According to de Benoist, the distinction between left and right is becoming harder and harder to define. Voters often have the impression that right-wing parties conduct left-wing politics, and vice versa. The general impression is that while personalities and slogans change, the basic ideology remains the same. Both left and Right appear to have abandoned their major constituencies: the left the people, and the Right the nation, leading many to conclude that our leaders do not differ in their goals but only in their methods. The French author thus concludes that the discussion today is taking place only between left-wing liberals, right-wing liberals, and centrists.

Some people would consider it somewhat fitting that that ‘the end of the left-right divide’ is announced by a Frenchman, given that the very distinction grew out of the French Revolution. And yet the terms ‘left’ and ‘Right’ did not begin to function in the public debate then but much later, only in the last quarter of the 19th century. Neither during the Revolution of 1830, nor 1848, nor even during the Paris Commune were citizens using these concepts. There were no people of the ‘left’ and people of the ‘Right’, but reactionaries and progressives, republicans and radicals. No 19th century socialist would have identified as being on the ‘left’, for example.
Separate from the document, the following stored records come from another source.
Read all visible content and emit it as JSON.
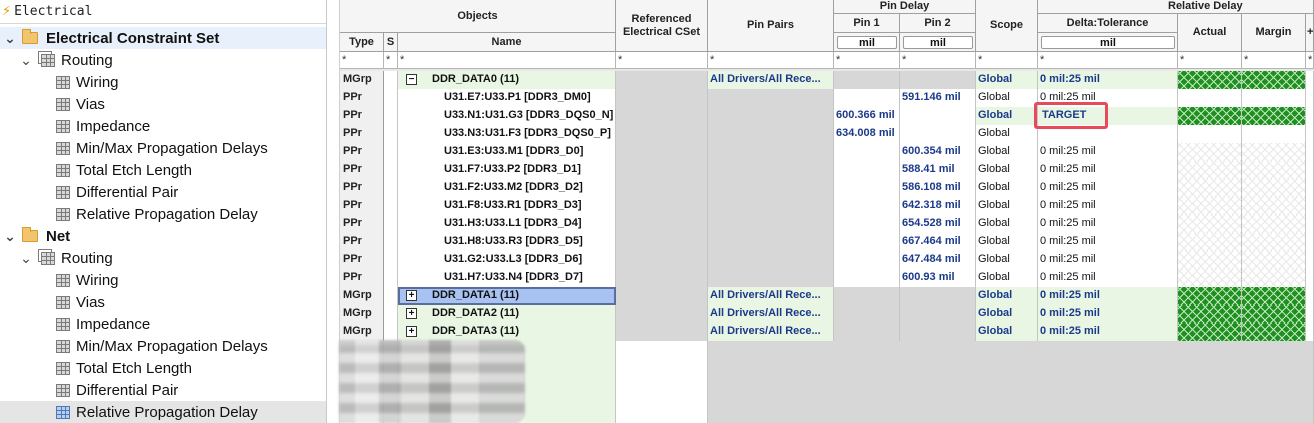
{
  "tree": {
    "title": "Electrical",
    "items": [
      {
        "label": "Electrical Constraint Set",
        "level": 0,
        "kind": "folder",
        "expanded": true,
        "bold": true,
        "state": "hl"
      },
      {
        "label": "Routing",
        "level": 1,
        "kind": "stack",
        "expanded": true
      },
      {
        "label": "Wiring",
        "level": 2,
        "kind": "sheet"
      },
      {
        "label": "Vias",
        "level": 2,
        "kind": "sheet"
      },
      {
        "label": "Impedance",
        "level": 2,
        "kind": "sheet"
      },
      {
        "label": "Min/Max Propagation Delays",
        "level": 2,
        "kind": "sheet"
      },
      {
        "label": "Total Etch Length",
        "level": 2,
        "kind": "sheet"
      },
      {
        "label": "Differential Pair",
        "level": 2,
        "kind": "sheet"
      },
      {
        "label": "Relative Propagation Delay",
        "level": 2,
        "kind": "sheet"
      },
      {
        "label": "Net",
        "level": 0,
        "kind": "folder",
        "expanded": true,
        "bold": true
      },
      {
        "label": "Routing",
        "level": 1,
        "kind": "stack",
        "expanded": true
      },
      {
        "label": "Wiring",
        "level": 2,
        "kind": "sheet"
      },
      {
        "label": "Vias",
        "level": 2,
        "kind": "sheet"
      },
      {
        "label": "Impedance",
        "level": 2,
        "kind": "sheet"
      },
      {
        "label": "Min/Max Propagation Delays",
        "level": 2,
        "kind": "sheet"
      },
      {
        "label": "Total Etch Length",
        "level": 2,
        "kind": "sheet"
      },
      {
        "label": "Differential Pair",
        "level": 2,
        "kind": "sheet"
      },
      {
        "label": "Relative Propagation Delay",
        "level": 2,
        "kind": "sheet",
        "state": "sel"
      }
    ]
  },
  "headers": {
    "objects": "Objects",
    "type": "Type",
    "s": "S",
    "name": "Name",
    "ref_cset": "Referenced Electrical CSet",
    "pin_pairs": "Pin Pairs",
    "pin_delay": "Pin Delay",
    "pin1": "Pin 1",
    "pin2": "Pin 2",
    "scope": "Scope",
    "relative_delay": "Relative Delay",
    "delta_tol": "Delta:Tolerance",
    "actual": "Actual",
    "margin": "Margin",
    "extra": "+",
    "unit_pin1": "mil",
    "unit_pin2": "mil",
    "unit_delta": "mil"
  },
  "filter": "*",
  "rows": [
    {
      "type": "MGrp",
      "name": "DDR_DATA0 (11)",
      "expander": "−",
      "pinpairs": "All Drivers/All Rece...",
      "pin1": "",
      "pin2": "",
      "scope": "Global",
      "delta": "0 mil:25 mil",
      "group": true
    },
    {
      "type": "PPr",
      "name": "U31.E7:U33.P1 [DDR3_DM0]",
      "pinpairs": "",
      "pin1": "",
      "pin2": "591.146 mil",
      "scope": "Global",
      "delta": "0 mil:25 mil"
    },
    {
      "type": "PPr",
      "name": "U33.N1:U31.G3 [DDR3_DQS0_N]",
      "pinpairs": "",
      "pin1": "600.366 mil",
      "pin2": "",
      "scope": "Global",
      "delta": "TARGET",
      "target": true
    },
    {
      "type": "PPr",
      "name": "U33.N3:U31.F3 [DDR3_DQS0_P]",
      "pinpairs": "",
      "pin1": "634.008 mil",
      "pin2": "",
      "scope": "Global",
      "delta": ""
    },
    {
      "type": "PPr",
      "name": "U31.E3:U33.M1 [DDR3_D0]",
      "pinpairs": "",
      "pin1": "",
      "pin2": "600.354 mil",
      "scope": "Global",
      "delta": "0 mil:25 mil"
    },
    {
      "type": "PPr",
      "name": "U31.F7:U33.P2 [DDR3_D1]",
      "pinpairs": "",
      "pin1": "",
      "pin2": "588.41 mil",
      "scope": "Global",
      "delta": "0 mil:25 mil"
    },
    {
      "type": "PPr",
      "name": "U31.F2:U33.M2 [DDR3_D2]",
      "pinpairs": "",
      "pin1": "",
      "pin2": "586.108 mil",
      "scope": "Global",
      "delta": "0 mil:25 mil"
    },
    {
      "type": "PPr",
      "name": "U31.F8:U33.R1 [DDR3_D3]",
      "pinpairs": "",
      "pin1": "",
      "pin2": "642.318 mil",
      "scope": "Global",
      "delta": "0 mil:25 mil"
    },
    {
      "type": "PPr",
      "name": "U31.H3:U33.L1 [DDR3_D4]",
      "pinpairs": "",
      "pin1": "",
      "pin2": "654.528 mil",
      "scope": "Global",
      "delta": "0 mil:25 mil"
    },
    {
      "type": "PPr",
      "name": "U31.H8:U33.R3 [DDR3_D5]",
      "pinpairs": "",
      "pin1": "",
      "pin2": "667.464 mil",
      "scope": "Global",
      "delta": "0 mil:25 mil"
    },
    {
      "type": "PPr",
      "name": "U31.G2:U33.L3 [DDR3_D6]",
      "pinpairs": "",
      "pin1": "",
      "pin2": "647.484 mil",
      "scope": "Global",
      "delta": "0 mil:25 mil"
    },
    {
      "type": "PPr",
      "name": "U31.H7:U33.N4 [DDR3_D7]",
      "pinpairs": "",
      "pin1": "",
      "pin2": "600.93 mil",
      "scope": "Global",
      "delta": "0 mil:25 mil"
    },
    {
      "type": "MGrp",
      "name": "DDR_DATA1 (11)",
      "expander": "+",
      "pinpairs": "All Drivers/All Rece...",
      "pin1": "",
      "pin2": "",
      "scope": "Global",
      "delta": "0 mil:25 mil",
      "group": true,
      "selected": true
    },
    {
      "type": "MGrp",
      "name": "DDR_DATA2 (11)",
      "expander": "+",
      "pinpairs": "All Drivers/All Rece...",
      "pin1": "",
      "pin2": "",
      "scope": "Global",
      "delta": "0 mil:25 mil",
      "group": true
    },
    {
      "type": "MGrp",
      "name": "DDR_DATA3 (11)",
      "expander": "+",
      "pinpairs": "All Drivers/All Rece...",
      "pin1": "",
      "pin2": "",
      "scope": "Global",
      "delta": "0 mil:25 mil",
      "group": true
    }
  ],
  "colors": {
    "value_blue": "#1b3a8a",
    "group_green": "#e9f6e4",
    "target_box": "#e84a5a",
    "hatch_green": "#1f8f1f"
  }
}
De Benoist points to the Dreyfus affair as the moment when the left-right divide begins to capture the collective imagination. According to the author, this is when socialists and progressives unite in an alliance to defend the French Republic against the ‘Right’, i.e. nationalists, catholics and monarchists. This division only reinforced itself in the 20th century and it overlaps with three great debates: 1) around institutions, 2) around religion, and 3) around the “social question,” namely the consequences of the first industrial revolution. These three debates, on which the left-right axis was based, have since been closed.

There were many failed attempts to restore it, however. Norberto Bobbio, a very popular Italian political scientist of the ’90s who believed that ‘equality’ is the basis of the divide (with the Right its eternal enemy and the left its defender) is cited by the de Benoist as an example. But as the French author notes on each side there have always been fractions that saw certain inequalities as injustices. Marx himself rejected the notion of ‘equality’ as a bourgeois concept. To further prove his point, de Benoist also cites a 2016 French IFOP poll in which, when people who described themselves as ‘of the left’ were asked which value was most important to them, ‘equality’ ranked only third.
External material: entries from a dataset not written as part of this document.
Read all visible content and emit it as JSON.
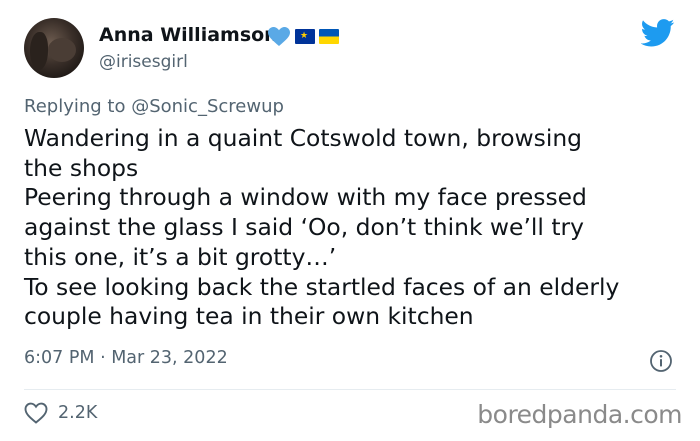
{
  "author": {
    "name": "Anna Williamson",
    "handle": "@irisesgirl",
    "badges": [
      "blue-heart-icon",
      "eu-flag-icon",
      "ukraine-flag-icon"
    ]
  },
  "reply": {
    "text": "Replying to @Sonic_Screwup"
  },
  "tweet": {
    "text": "Wandering in a quaint Cotswold town, browsing\nthe shops\nPeering through a window with my face pressed\nagainst the glass I said ‘Oo, don’t think we’ll try\nthis one, it’s a bit grotty…’\nTo see looking back the startled faces of an elderly\ncouple having tea in their own kitchen"
  },
  "meta": {
    "timestamp": "6:07 PM · Mar 23, 2022"
  },
  "actions": {
    "like_count": "2.2K"
  },
  "watermark": "boredpanda.com",
  "colors": {
    "twitter_blue": "#1d9bf0",
    "heart_blue": "#5aa9e6",
    "secondary_text": "#536471",
    "primary_text": "#0f1419"
  },
  "icons": {
    "logo": "twitter-bird-icon",
    "info": "info-icon",
    "like": "heart-outline-icon"
  }
}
To many today, the dichotomy of ‘progress’ versus ‘conservatism’ is a valid one. However, as Burke wrote in Reflections on Revolution in France, a state which does not have the means to change itself also does not have the means to preserve itself. Conservatism and progressivism are empty words in themselves as we must define both what we want to preserve and what we want to progress towards. De Benoist here reminds us of Jean-Claude Michéa’s work, who argued that socialism, in its origins, had nothing to do with the idea of progress.

The Right and the left are not separated by an unbridgeable ideological chasm. Concepts, symbols, and figures circulate between one side and the other. Once, the Marseillaise was the hymn of the left, then it moved to the Right in the early 20th century. As de Benoist points out, eugenism, racism, and Darwinism were born on the left, just as colonial endeavors in France began with a leftist government in charge. Also in France, it was the left that feared giving women the right to vote because they thought it would bring back clericalism and strengthen conservatives.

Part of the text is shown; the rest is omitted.